The most important characteristic was that it was unaffected by acidic foods and so easy to keep clean as opposed to the others. As you can see in
the advertisement dated 1910, the word POISON rated highly as a marketing tool. "No Poison has EVER been found in the Enamelizing of
Agate!" Leaching of metals or chemical reactions weren't a part of agate ware. Today, extant pieces might have a little chip or two but they really held up pretty well.
Another plus for enamelware was the numbers of items which could be made in that material. It could be limitless as the following list will inform
you; saucepans, rice, farina and milk boilers, cruller and potato fryers with perforated inner pots, butter kettles with fanciful knobs in white, Preserve
kettles, griddles, broilers, stew pots (shallow) colanders, dippers, basting spoons, skimmers, pie plates, fry pans, flasks, water buckets, wash basins, wine
coolers, muffin pans, cake molds in octagon shape or turban and turk's head shapes and a variety of cake pans, tube pans with cake molds with twelve sides
which were, hipster-like, called dodecahedral by the well-informed. For the table there were dinner plates, children's alphabet-embossed plates, mugs,
soup bowls, trays, meat dishes. Toilet articles included slop jars, chamber pails and pots, foot tubs, water carriers, water pitchers and matching bowls,
soap dishes which hung or had covers. Candlestick holders-all sizes and shapes. Somewhat rare were cruet sets with glass condiment containers and a
metal wall rack with an assortment of hanging kitchen utensils. Coffee pots, teapots and, oh, we could go on and on!

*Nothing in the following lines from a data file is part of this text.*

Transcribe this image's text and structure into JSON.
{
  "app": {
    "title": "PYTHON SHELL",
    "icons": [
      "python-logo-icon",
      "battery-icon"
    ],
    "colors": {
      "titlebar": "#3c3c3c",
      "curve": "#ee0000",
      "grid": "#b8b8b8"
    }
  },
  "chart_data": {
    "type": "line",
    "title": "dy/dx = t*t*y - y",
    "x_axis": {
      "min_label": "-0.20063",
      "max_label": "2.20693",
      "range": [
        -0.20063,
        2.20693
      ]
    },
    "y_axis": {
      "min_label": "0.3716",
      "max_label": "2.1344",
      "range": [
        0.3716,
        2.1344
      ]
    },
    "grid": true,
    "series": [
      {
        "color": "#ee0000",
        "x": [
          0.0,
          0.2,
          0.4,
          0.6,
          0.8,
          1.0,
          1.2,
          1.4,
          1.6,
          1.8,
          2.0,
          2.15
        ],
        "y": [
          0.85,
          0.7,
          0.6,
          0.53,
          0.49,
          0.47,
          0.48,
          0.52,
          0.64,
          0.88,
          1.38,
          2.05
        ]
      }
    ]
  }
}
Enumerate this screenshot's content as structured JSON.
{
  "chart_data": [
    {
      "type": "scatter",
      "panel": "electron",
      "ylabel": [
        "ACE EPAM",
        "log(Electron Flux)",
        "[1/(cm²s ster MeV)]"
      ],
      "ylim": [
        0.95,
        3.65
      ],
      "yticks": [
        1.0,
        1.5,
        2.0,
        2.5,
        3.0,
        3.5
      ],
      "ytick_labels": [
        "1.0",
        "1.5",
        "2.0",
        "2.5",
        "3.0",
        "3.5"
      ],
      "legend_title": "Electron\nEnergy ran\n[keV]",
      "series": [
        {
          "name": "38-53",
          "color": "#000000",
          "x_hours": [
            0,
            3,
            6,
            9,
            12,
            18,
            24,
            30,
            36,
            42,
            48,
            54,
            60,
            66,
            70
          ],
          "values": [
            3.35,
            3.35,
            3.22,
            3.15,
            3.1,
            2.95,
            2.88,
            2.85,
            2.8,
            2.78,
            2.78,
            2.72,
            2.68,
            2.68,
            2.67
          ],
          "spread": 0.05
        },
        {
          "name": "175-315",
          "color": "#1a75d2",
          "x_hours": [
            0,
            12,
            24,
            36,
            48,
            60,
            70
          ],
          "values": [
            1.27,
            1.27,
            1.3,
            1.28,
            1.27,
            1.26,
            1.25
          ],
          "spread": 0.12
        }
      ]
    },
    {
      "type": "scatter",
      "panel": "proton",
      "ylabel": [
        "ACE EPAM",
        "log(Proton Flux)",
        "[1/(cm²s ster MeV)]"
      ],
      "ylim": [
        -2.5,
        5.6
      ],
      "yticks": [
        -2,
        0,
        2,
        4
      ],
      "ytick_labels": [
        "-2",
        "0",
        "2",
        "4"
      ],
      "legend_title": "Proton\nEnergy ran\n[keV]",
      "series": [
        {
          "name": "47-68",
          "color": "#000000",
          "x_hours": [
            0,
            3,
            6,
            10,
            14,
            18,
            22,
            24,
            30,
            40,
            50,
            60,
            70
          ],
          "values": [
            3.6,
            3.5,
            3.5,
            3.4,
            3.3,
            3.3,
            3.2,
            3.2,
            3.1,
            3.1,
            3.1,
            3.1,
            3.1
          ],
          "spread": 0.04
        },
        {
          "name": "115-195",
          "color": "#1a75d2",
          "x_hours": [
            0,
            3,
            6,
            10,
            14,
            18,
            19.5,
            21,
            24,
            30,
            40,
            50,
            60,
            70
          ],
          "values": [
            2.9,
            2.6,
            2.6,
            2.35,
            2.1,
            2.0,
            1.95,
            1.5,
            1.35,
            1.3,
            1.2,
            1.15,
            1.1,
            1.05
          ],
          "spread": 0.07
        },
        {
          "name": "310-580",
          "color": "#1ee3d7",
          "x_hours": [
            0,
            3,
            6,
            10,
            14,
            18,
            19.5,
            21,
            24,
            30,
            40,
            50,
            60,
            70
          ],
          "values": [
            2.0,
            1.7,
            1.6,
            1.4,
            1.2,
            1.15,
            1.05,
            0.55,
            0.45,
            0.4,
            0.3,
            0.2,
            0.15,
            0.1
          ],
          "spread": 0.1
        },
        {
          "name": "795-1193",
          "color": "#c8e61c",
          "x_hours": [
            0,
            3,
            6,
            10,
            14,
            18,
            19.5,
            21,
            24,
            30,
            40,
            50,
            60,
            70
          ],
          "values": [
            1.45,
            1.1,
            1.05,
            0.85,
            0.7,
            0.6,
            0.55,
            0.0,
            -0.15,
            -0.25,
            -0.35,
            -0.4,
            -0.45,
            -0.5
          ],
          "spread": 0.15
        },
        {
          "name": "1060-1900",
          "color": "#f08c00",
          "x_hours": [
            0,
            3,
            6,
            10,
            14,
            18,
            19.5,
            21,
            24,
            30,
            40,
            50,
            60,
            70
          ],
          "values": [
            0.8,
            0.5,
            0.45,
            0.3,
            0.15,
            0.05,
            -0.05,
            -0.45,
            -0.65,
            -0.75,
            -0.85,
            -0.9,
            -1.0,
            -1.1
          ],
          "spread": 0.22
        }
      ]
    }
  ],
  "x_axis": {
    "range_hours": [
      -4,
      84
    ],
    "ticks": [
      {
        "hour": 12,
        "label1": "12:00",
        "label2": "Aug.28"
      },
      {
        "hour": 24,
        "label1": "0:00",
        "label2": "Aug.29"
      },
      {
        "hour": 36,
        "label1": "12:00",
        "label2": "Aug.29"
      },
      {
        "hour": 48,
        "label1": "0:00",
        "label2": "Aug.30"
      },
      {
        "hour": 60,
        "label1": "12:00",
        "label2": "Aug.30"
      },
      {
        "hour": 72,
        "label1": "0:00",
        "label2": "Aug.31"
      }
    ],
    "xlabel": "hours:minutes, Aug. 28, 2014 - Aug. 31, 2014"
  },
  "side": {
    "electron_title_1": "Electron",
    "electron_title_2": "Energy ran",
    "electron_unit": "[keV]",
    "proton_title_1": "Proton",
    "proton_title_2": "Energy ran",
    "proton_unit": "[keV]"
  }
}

Catalog pages, here reduced in size, show that, for instance, a 4 ? quart chamber pot could be had by the retailer, a dozen for $9, drinking mugs - $2
a dozen. How reasonable!
"Old English Gray Ware," the familiar gray being the most common, was just one of the mottled shades, however, there were also light blue, dark
blue, turquoise, black, green and brown called onyx. Those were all mottled prettily but there were all white pieces after 1900 which had a blue edging. Were
they hospital ware? In an "American Monthly" magazine in 1900 an advertisement by the "Agate L & G Manufacturing Co." stated that of the seventeen companies then making enamelware in the nation, an "analysis of the coating revealed that in every instance either Arsenic, Lead and Antimony and in
a few cases, all three of those insidious poisons had been found!!"
In the manufacture of enamelware it prompted buyers to realize that the fusing point was not reached until the iron of which the frame was made,
was about to melt, it was thereby combined with the pure vitreous composition which formed
a clinch or perfect union which no subsequent heat
could destroy. That sold it. Most companies used a paper label to identify the manufacturer although the early product of the Lalance and Grosjean Co.

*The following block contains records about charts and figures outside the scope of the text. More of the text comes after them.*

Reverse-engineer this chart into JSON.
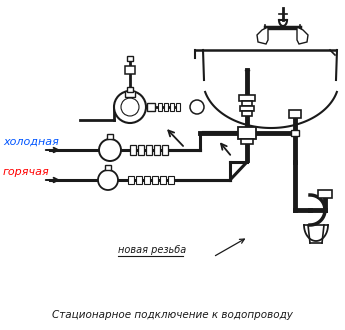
{
  "title": "Стационарное подключение к водопроводу",
  "label_cold": "холодная",
  "label_hot": "горячая",
  "label_thread": "новая резьба",
  "cold_color": "#0055ff",
  "hot_color": "#ff0000",
  "line_color": "#1a1a1a",
  "bg_color": "#ffffff",
  "title_fontsize": 7.5,
  "label_fontsize": 8,
  "thread_fontsize": 7
}
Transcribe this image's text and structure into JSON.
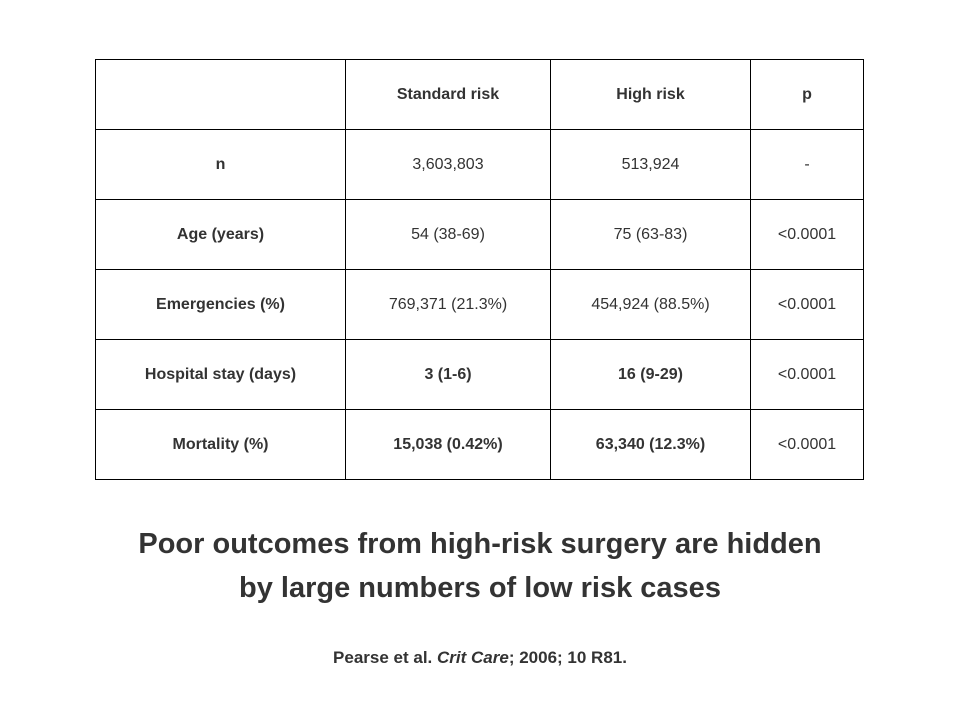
{
  "table": {
    "headers": [
      "",
      "Standard risk",
      "High risk",
      "p"
    ],
    "rows": [
      {
        "label": "n",
        "standard": "3,603,803",
        "high": "513,924",
        "p": "-"
      },
      {
        "label": "Age (years)",
        "standard": "54 (38-69)",
        "high": "75 (63-83)",
        "p": "<0.0001"
      },
      {
        "label": "Emergencies (%)",
        "standard": "769,371 (21.3%)",
        "high": "454,924 (88.5%)",
        "p": "<0.0001"
      },
      {
        "label": "Hospital stay (days)",
        "standard": "3 (1-6)",
        "high": "16 (9-29)",
        "p": "<0.0001"
      },
      {
        "label": "Mortality (%)",
        "standard": "15,038 (0.42%)",
        "high": "63,340 (12.3%)",
        "p": "<0.0001"
      }
    ]
  },
  "headline": {
    "line1": "Poor outcomes from high-risk surgery are hidden",
    "line2": "by large numbers of low risk cases"
  },
  "citation": {
    "authors": "Pearse et al.",
    "journal": "Crit Care",
    "details": "; 2006; 10 R81."
  },
  "colors": {
    "highlight": "#1a8a1a",
    "text": "#333333",
    "border": "#000000"
  }
}
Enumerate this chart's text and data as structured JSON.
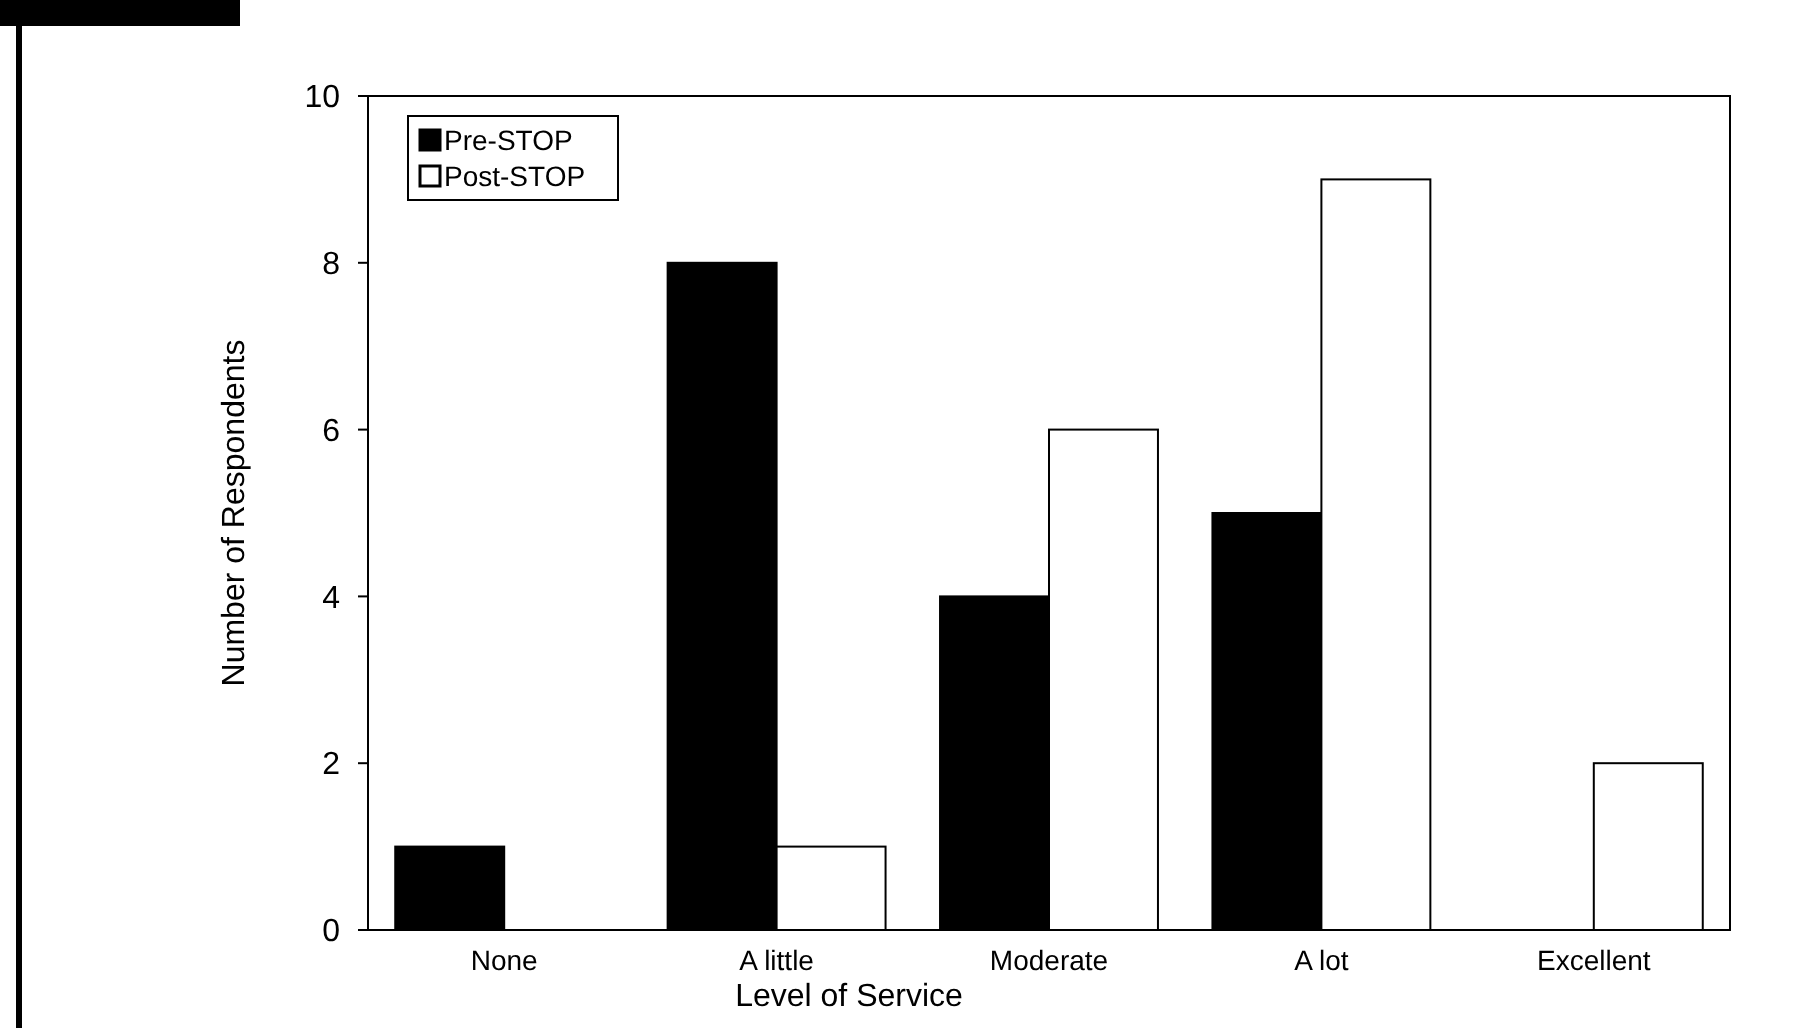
{
  "chart_data": {
    "type": "bar",
    "xlabel": "Level of Service",
    "ylabel": "Number of Respondents",
    "categories": [
      "None",
      "A little",
      "Moderate",
      "A lot",
      "Excellent"
    ],
    "series": [
      {
        "name": "Pre-STOP",
        "color": "#000000",
        "values": [
          1,
          8,
          4,
          5,
          0
        ]
      },
      {
        "name": "Post-STOP",
        "color": "#ffffff",
        "values": [
          0,
          1,
          6,
          9,
          2
        ]
      }
    ],
    "ylim": [
      0,
      10
    ],
    "yticks": [
      0,
      2,
      4,
      6,
      8,
      10
    ],
    "grid": false,
    "legend": "top left"
  }
}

whose advertisements appear here, burnt their logo, "L & G" into the bottom of the item.
Boasting of their serious intent, the St. Louis Stamping Co. (Missouri) requested their output's trademark (a granite pot) be read to note that it
was "patented" which had been done May 30, 1876, early in the Centennial year of the USA.

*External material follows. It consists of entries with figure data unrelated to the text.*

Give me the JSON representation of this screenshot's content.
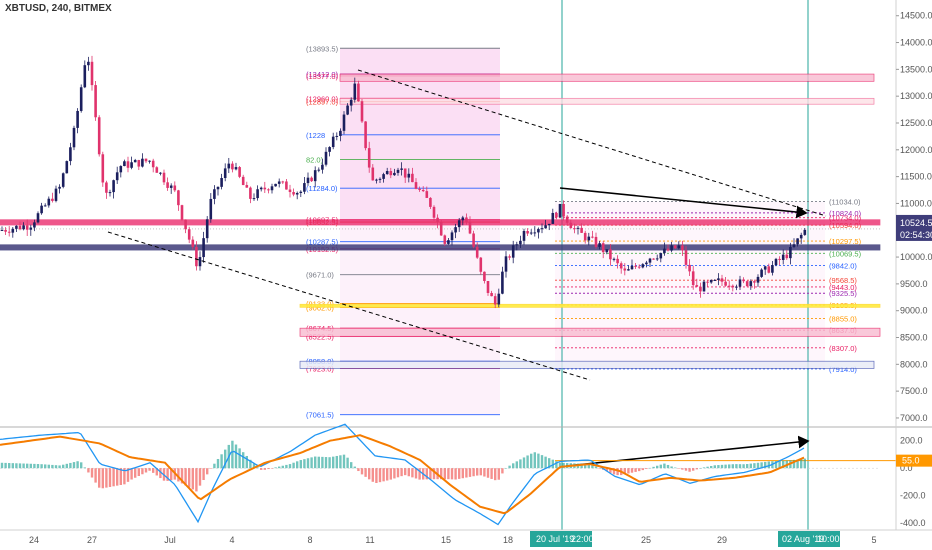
{
  "header": {
    "symbol_label": "XBTUSD, 240, BITMEX"
  },
  "colors": {
    "up": "#1b1f5e",
    "down": "#e0336c",
    "macd": "#2196f3",
    "signal": "#f57c00",
    "hist_up": "#26a69a",
    "hist_down": "#ef5350",
    "teal": "#26a69a",
    "fib_zone": "#ee66cc",
    "orange": "#ff9800",
    "red_box": "#e91e63"
  },
  "chart_data": {
    "type": "candlestick",
    "price_axis": {
      "range": [
        6850,
        14700
      ],
      "ticks": [
        "14500.0",
        "14000.0",
        "13500.0",
        "13000.0",
        "12500.0",
        "12000.0",
        "11500.0",
        "11000.0",
        "10500.0",
        "10000.0",
        "9500.0",
        "9000.0",
        "8500.0",
        "8000.0",
        "7500.0",
        "7000.0"
      ],
      "current_price": "10524.5",
      "countdown": "02:54:30"
    },
    "time_axis": {
      "labels": [
        "24",
        "27",
        "Jul",
        "4",
        "8",
        "11",
        "15",
        "18",
        "22",
        "25",
        "29",
        "5"
      ],
      "highlight_labels": [
        "20 Jul '19",
        "22:00",
        "02 Aug '19",
        "10:00"
      ]
    },
    "price_anchors": [
      {
        "x": 0,
        "y": 10500
      },
      {
        "x": 30,
        "y": 10600
      },
      {
        "x": 60,
        "y": 11300
      },
      {
        "x": 75,
        "y": 12400
      },
      {
        "x": 87,
        "y": 13900
      },
      {
        "x": 105,
        "y": 11100
      },
      {
        "x": 120,
        "y": 11700
      },
      {
        "x": 150,
        "y": 11800
      },
      {
        "x": 175,
        "y": 11200
      },
      {
        "x": 198,
        "y": 9800
      },
      {
        "x": 210,
        "y": 11000
      },
      {
        "x": 230,
        "y": 11800
      },
      {
        "x": 250,
        "y": 11100
      },
      {
        "x": 275,
        "y": 11400
      },
      {
        "x": 300,
        "y": 11200
      },
      {
        "x": 320,
        "y": 11700
      },
      {
        "x": 340,
        "y": 12400
      },
      {
        "x": 355,
        "y": 13200
      },
      {
        "x": 372,
        "y": 11400
      },
      {
        "x": 398,
        "y": 11700
      },
      {
        "x": 430,
        "y": 11000
      },
      {
        "x": 445,
        "y": 10300
      },
      {
        "x": 465,
        "y": 10800
      },
      {
        "x": 482,
        "y": 9600
      },
      {
        "x": 495,
        "y": 9100
      },
      {
        "x": 505,
        "y": 9900
      },
      {
        "x": 525,
        "y": 10500
      },
      {
        "x": 545,
        "y": 10600
      },
      {
        "x": 560,
        "y": 10900
      },
      {
        "x": 575,
        "y": 10500
      },
      {
        "x": 600,
        "y": 10200
      },
      {
        "x": 625,
        "y": 9700
      },
      {
        "x": 650,
        "y": 10000
      },
      {
        "x": 680,
        "y": 10200
      },
      {
        "x": 695,
        "y": 9400
      },
      {
        "x": 720,
        "y": 9550
      },
      {
        "x": 745,
        "y": 9500
      },
      {
        "x": 770,
        "y": 9800
      },
      {
        "x": 790,
        "y": 10100
      },
      {
        "x": 805,
        "y": 10500
      }
    ],
    "levels_left": [
      {
        "label": "(13893.5)",
        "value": 13893.5,
        "color": "#787b86"
      },
      {
        "label": "(13412.0)",
        "value": 13412,
        "color": "#9c27b0"
      },
      {
        "label": "(13377.0)",
        "value": 13377,
        "color": "#e91e63"
      },
      {
        "label": "(12960.0)",
        "value": 12960,
        "color": "#e91e63"
      },
      {
        "label": "(12897.0)",
        "value": 12897,
        "color": "#f44336"
      },
      {
        "label": "(1228",
        "value": 12280,
        "color": "#2962ff"
      },
      {
        "label": "82.0)",
        "value": 11820,
        "color": "#4caf50"
      },
      {
        "label": "(11284.0)",
        "value": 11284,
        "color": "#2962ff"
      },
      {
        "label": "(10697.5)",
        "value": 10697.5,
        "color": "#e91e63"
      },
      {
        "label": "(10652.5)",
        "value": 10652.5,
        "color": "#f44336"
      },
      {
        "label": "(10287.5)",
        "value": 10287.5,
        "color": "#2962ff"
      },
      {
        "label": "(10152.5)",
        "value": 10152.5,
        "color": "#e91e63"
      },
      {
        "label": "(9671.0)",
        "value": 9671,
        "color": "#787b86"
      },
      {
        "label": "(9133.0)",
        "value": 9133,
        "color": "#ff9800"
      },
      {
        "label": "(9062.0)",
        "value": 9062,
        "color": "#ff9800"
      },
      {
        "label": "(8674.5)",
        "value": 8674.5,
        "color": "#e91e63"
      },
      {
        "label": "(8522.5)",
        "value": 8522.5,
        "color": "#e91e63"
      },
      {
        "label": "(8058.0)",
        "value": 8058,
        "color": "#2962ff"
      },
      {
        "label": "(7923.0)",
        "value": 7923,
        "color": "#e91e63"
      },
      {
        "label": "(7061.5)",
        "value": 7061.5,
        "color": "#2962ff"
      }
    ],
    "levels_right": [
      {
        "label": "(11034.0)",
        "value": 11034,
        "color": "#787b86"
      },
      {
        "label": "(10824.0)",
        "value": 10824,
        "color": "#9c27b0"
      },
      {
        "label": "(10734.0)",
        "value": 10734,
        "color": "#e91e63"
      },
      {
        "label": "(10594.0)",
        "value": 10594,
        "color": "#f44336"
      },
      {
        "label": "(10297.5)",
        "value": 10297.5,
        "color": "#ff9800"
      },
      {
        "label": "(10069.5)",
        "value": 10069.5,
        "color": "#4caf50"
      },
      {
        "label": "(9842.0)",
        "value": 9842,
        "color": "#2962ff"
      },
      {
        "label": "(9568.5)",
        "value": 9568.5,
        "color": "#f44336"
      },
      {
        "label": "(9443.0)",
        "value": 9443,
        "color": "#e91e63"
      },
      {
        "label": "(9325.5)",
        "value": 9325.5,
        "color": "#9c27b0"
      },
      {
        "label": "(9105.5)",
        "value": 9105.5,
        "color": "#ff9800"
      },
      {
        "label": "(8855.0)",
        "value": 8855,
        "color": "#ff9800"
      },
      {
        "label": "(8637.0)",
        "value": 8637,
        "color": "#e91e63"
      },
      {
        "label": "(8307.0)",
        "value": 8307,
        "color": "#e91e63"
      },
      {
        "label": "(7914.0)",
        "value": 7914,
        "color": "#2962ff"
      }
    ],
    "macd": {
      "range": [
        -450,
        300
      ],
      "ticks": [
        "200.0",
        "0.0",
        "-200.0",
        "-400.0"
      ],
      "signal_label": "55.0",
      "macd_anchors": [
        {
          "x": 0,
          "y": 210
        },
        {
          "x": 40,
          "y": 240
        },
        {
          "x": 80,
          "y": 260
        },
        {
          "x": 100,
          "y": 30
        },
        {
          "x": 125,
          "y": -20
        },
        {
          "x": 150,
          "y": 40
        },
        {
          "x": 175,
          "y": -120
        },
        {
          "x": 198,
          "y": -390
        },
        {
          "x": 212,
          "y": -160
        },
        {
          "x": 232,
          "y": 130
        },
        {
          "x": 260,
          "y": 10
        },
        {
          "x": 290,
          "y": 120
        },
        {
          "x": 315,
          "y": 240
        },
        {
          "x": 345,
          "y": 320
        },
        {
          "x": 375,
          "y": 90
        },
        {
          "x": 405,
          "y": 60
        },
        {
          "x": 430,
          "y": -80
        },
        {
          "x": 455,
          "y": -230
        },
        {
          "x": 480,
          "y": -330
        },
        {
          "x": 498,
          "y": -410
        },
        {
          "x": 512,
          "y": -260
        },
        {
          "x": 535,
          "y": -40
        },
        {
          "x": 560,
          "y": 50
        },
        {
          "x": 590,
          "y": 60
        },
        {
          "x": 615,
          "y": -60
        },
        {
          "x": 640,
          "y": -120
        },
        {
          "x": 665,
          "y": -40
        },
        {
          "x": 690,
          "y": -110
        },
        {
          "x": 715,
          "y": -60
        },
        {
          "x": 745,
          "y": -30
        },
        {
          "x": 770,
          "y": 20
        },
        {
          "x": 790,
          "y": 90
        },
        {
          "x": 805,
          "y": 150
        }
      ],
      "signal_anchors": [
        {
          "x": 0,
          "y": 170
        },
        {
          "x": 60,
          "y": 230
        },
        {
          "x": 100,
          "y": 180
        },
        {
          "x": 130,
          "y": 80
        },
        {
          "x": 165,
          "y": 40
        },
        {
          "x": 200,
          "y": -230
        },
        {
          "x": 230,
          "y": -80
        },
        {
          "x": 265,
          "y": 40
        },
        {
          "x": 300,
          "y": 110
        },
        {
          "x": 330,
          "y": 200
        },
        {
          "x": 360,
          "y": 240
        },
        {
          "x": 390,
          "y": 160
        },
        {
          "x": 420,
          "y": 60
        },
        {
          "x": 450,
          "y": -120
        },
        {
          "x": 480,
          "y": -280
        },
        {
          "x": 505,
          "y": -330
        },
        {
          "x": 530,
          "y": -190
        },
        {
          "x": 560,
          "y": 10
        },
        {
          "x": 590,
          "y": 30
        },
        {
          "x": 620,
          "y": -20
        },
        {
          "x": 640,
          "y": -100
        },
        {
          "x": 670,
          "y": -70
        },
        {
          "x": 700,
          "y": -90
        },
        {
          "x": 735,
          "y": -70
        },
        {
          "x": 770,
          "y": -30
        },
        {
          "x": 805,
          "y": 80
        }
      ]
    }
  }
}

Enamelware is still produced today and many old pieces exist to tempt a buyer like me, for instance, whose utility room walls are rampant with the
blues. So we see that Agate ware was popular here in the Northwest. Some of that which you see in flea markets or antique shops is really only thirty-forty
years old and its "New" colors like red, yellow. black and bright blue are a little too garish to call old. But the yellow sure looks great filled with stew or chili
or dumplings and chicken gravy or . . . . OK, OK its May, no time for the hot and heavy. Look instead at the interesting patterns on your graniteware. You
might find Italy or the state of Maine, Tasmania or the profile of Elvis in the mottled finish.